Crazy Horse. The Band. Billy Preston. Bonnie Raitt. It's almost impossible not to toss out comparisons when discussing Grace Potter and the Nocturnals. I caught their live show for the first time last night. Their opening set for Gov't Mule was so soulful that not a single Warren Haynes guitar geek threw a bottle at them. Even though Potter and her band are shamelessly derivative, they somehow manage to find new ways to make 1971 sound fresh and invigorating.

"My Drank N My 2 Step" is on repeat inside my noggin. Please send help.

Kansas City Click: Isaac Hayes is at the VooDoo tonight.

The Pitch has a nice piece about the Colt 45 reunion show Saturday at Knuckleheads.

Jay Reatard and the Pink Socks get sloppy at the Record Bar Sunday.

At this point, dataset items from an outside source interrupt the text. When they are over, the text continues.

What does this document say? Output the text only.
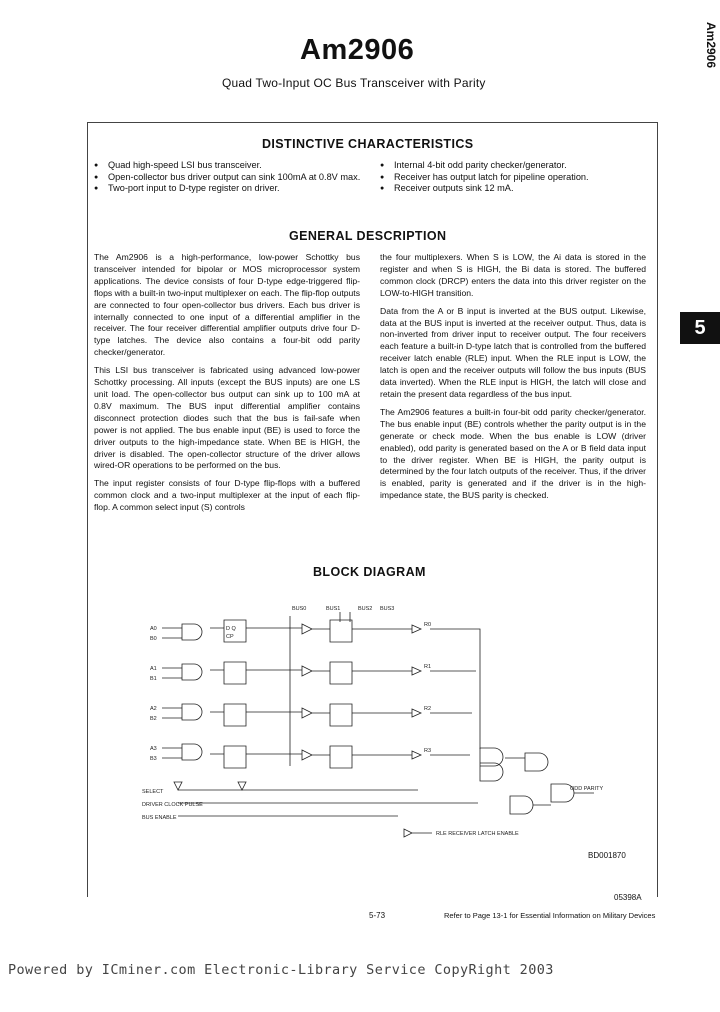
Am2906
Quad Two-Input OC Bus Transceiver with Parity
Am2906
5
DISTINCTIVE CHARACTERISTICS
● Quad high-speed LSI bus transceiver.
● Open-collector bus driver output can sink 100mA at 0.8V max.
● Two-port input to D-type register on driver.
● Internal 4-bit odd parity checker/generator.
● Receiver has output latch for pipeline operation.
● Receiver outputs sink 12 mA.
GENERAL DESCRIPTION

The Am2906 is a high-performance, low-power Schottky bus transceiver intended for bipolar or MOS microprocessor system applications. The device consists of four D-type edge-triggered flip-flops with a built-in two-input multiplexer on each. The flip-flop outputs are connected to four open-collector bus drivers. Each bus driver is internally connected to one input of a differential amplifier in the receiver. The four receiver differential amplifier outputs drive four D-type latches. The device also contains a four-bit odd parity checker/generator.

This LSI bus transceiver is fabricated using advanced low-power Schottky processing. All inputs (except the BUS inputs) are one LS unit load. The open-collector bus output can sink up to 100 mA at 0.8V maximum. The BUS input differential amplifier contains disconnect protection diodes such that the bus is fail-safe when power is not applied. The bus enable input (BE) is used to force the driver outputs to the high-impedance state. When BE is HIGH, the driver is disabled. The open-collector structure of the driver allows wired-OR operations to be performed on the bus.

The input register consists of four D-type flip-flops with a buffered common clock and a two-input multiplexer at the input of each flip-flop. A common select input (S) controls

the four multiplexers. When S is LOW, the Ai data is stored in the register and when S is HIGH, the Bi data is stored. The buffered common clock (DRCP) enters the data into this driver register on the LOW-to-HIGH transition.

Data from the A or B input is inverted at the BUS output. Likewise, data at the BUS input is inverted at the receiver output. Thus, data is non-inverted from driver input to receiver output. The four receivers each feature a built-in D-type latch that is controlled from the buffered receiver latch enable (RLE) input. When the RLE input is LOW, the latch is open and the receiver outputs will follow the bus inputs (BUS data inverted). When the RLE input is HIGH, the latch will close and retain the present data regardless of the bus input.

The Am2906 features a built-in four-bit odd parity checker/generator. The bus enable input (BE) controls whether the parity output is in the generate or check mode. When the bus enable is LOW (driver enabled), odd parity is generated based on the A or B field data input to the driver register. When BE is HIGH, the parity output is determined by the four latch outputs of the receiver. Thus, if the driver is enabled, parity is generated and if the driver is in the high-impedance state, the BUS parity is checked.

BLOCK DIAGRAM
BUS0	BUS1	BUS2 BUS3
A0
B0
A1
B1
A2
B2
A3
B3
D Q
CP
R0
R1
R2
R3
SELECT
DRIVER CLOCK PULSE
BUS ENABLE
RLE RECEIVER LATCH ENABLE
ODD PARITY
BD001870
05398A
5-73	Refer to Page 13-1 for Essential Information on Military Devices
Powered by ICminer.com Electronic-Library Service CopyRight 2003
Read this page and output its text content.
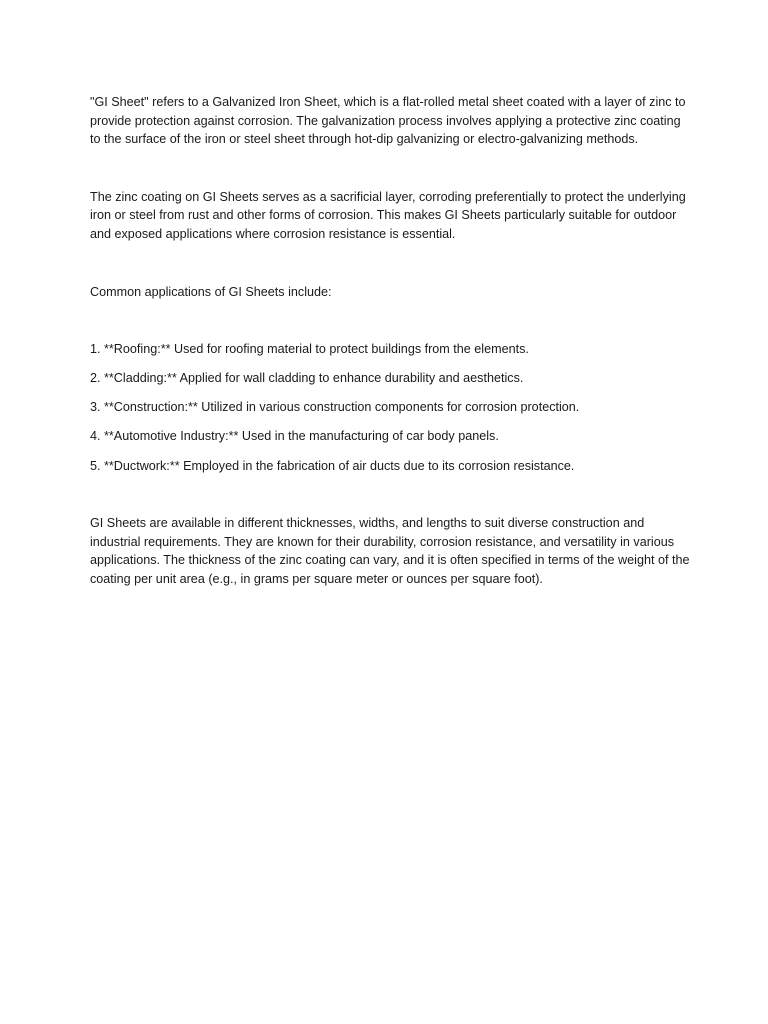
"GI Sheet" refers to a Galvanized Iron Sheet, which is a flat-rolled metal sheet coated with a layer of zinc to provide protection against corrosion. The galvanization process involves applying a protective zinc coating to the surface of the iron or steel sheet through hot-dip galvanizing or electro-galvanizing methods.

The zinc coating on GI Sheets serves as a sacrificial layer, corroding preferentially to protect the underlying iron or steel from rust and other forms of corrosion. This makes GI Sheets particularly suitable for outdoor and exposed applications where corrosion resistance is essential.

Common applications of GI Sheets include:

1. **Roofing:** Used for roofing material to protect buildings from the elements.
2. **Cladding:** Applied for wall cladding to enhance durability and aesthetics.
3. **Construction:** Utilized in various construction components for corrosion protection.
4. **Automotive Industry:** Used in the manufacturing of car body panels.
5. **Ductwork:** Employed in the fabrication of air ducts due to its corrosion resistance.

GI Sheets are available in different thicknesses, widths, and lengths to suit diverse construction and industrial requirements. They are known for their durability, corrosion resistance, and versatility in various applications. The thickness of the zinc coating can vary, and it is often specified in terms of the weight of the coating per unit area (e.g., in grams per square meter or ounces per square foot).
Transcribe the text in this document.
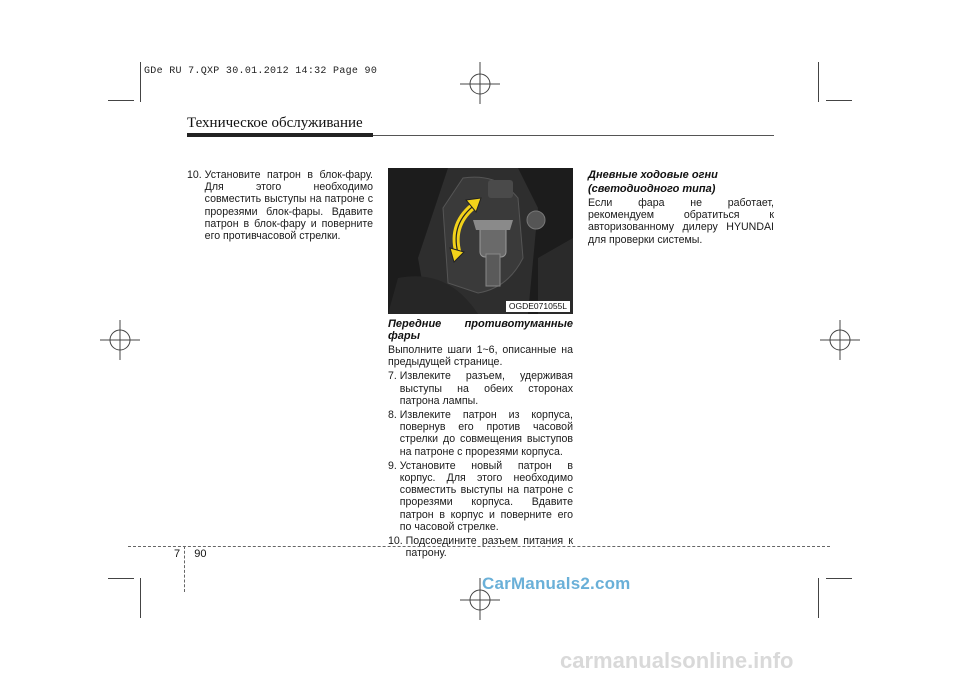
GDe RU 7.QXP 30.01.2012 14:32 Page 90
Техническое обслуживание
10. Установите патрон в блок-фару. Для этого необходимо совместить выступы на патроне с прорезями блок-фары. Вдавите патрон в блок-фару и поверните его противчасовой стрелки.
OGDE071055L
Передние противотуманные фары

Выполните шаги 1~6, описанные на предыдущей странице.

7. Извлеките разъем, удерживая выступы на обеих сторонах патрона лампы.
8. Извлеките патрон из корпуса, повернув его против часовой стрелки до совмещения выступов на патроне с прорезями корпуса.
9. Установите новый патрон в корпус. Для этого необходимо совместить выступы на патроне с прорезями корпуса. Вдавите патрон в корпус и поверните его по часовой стрелке.
10. Подсоедините разъем питания к патрону.
Дневные ходовые огни
(светодиодного типа)

Если фара не работает, рекомендуем обратиться к авторизованному дилеру HYUNDAI для проверки системы.

7 90
CarManuals2.com
carmanualsonline.info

Thursday, November 01, 2007

Peter Green- Honeymoon Blues

Peter Green- The Honeymoon Is Over

A great deal of publicity accompanied the publication of Eric Clapton's autobiography last month. Not to diminish any of Clapton's accomplishments or personal tragedies, but the saga of another British blues guitarist is even more harrowing. Peter Green's brilliant rock star days and recent happy resurgence are encapsulated by two videos. Get past Hefner's idiocy at the Playboy Mansion to see the cracks in Green's psyche becoming visible. And lately Green is playing impressive but somewhat unspectacular trad blues. His 1998 tribute to Robert Johnson is typical.

I don't know why the cool kid music bloggers aren't losing their minds for Fourth of July. The Lawrence, KS, band offer outstanding post-Pavement melodic jangle and impeccable hipster cred. They can be sweet and goofy. Tim Finn wrote a profile of band member Adrianne Verhoeven for today's Star.

Kansas City Click: Grace Potter and the Nocturnals open for Gov't Mule tonight at the VooDoo.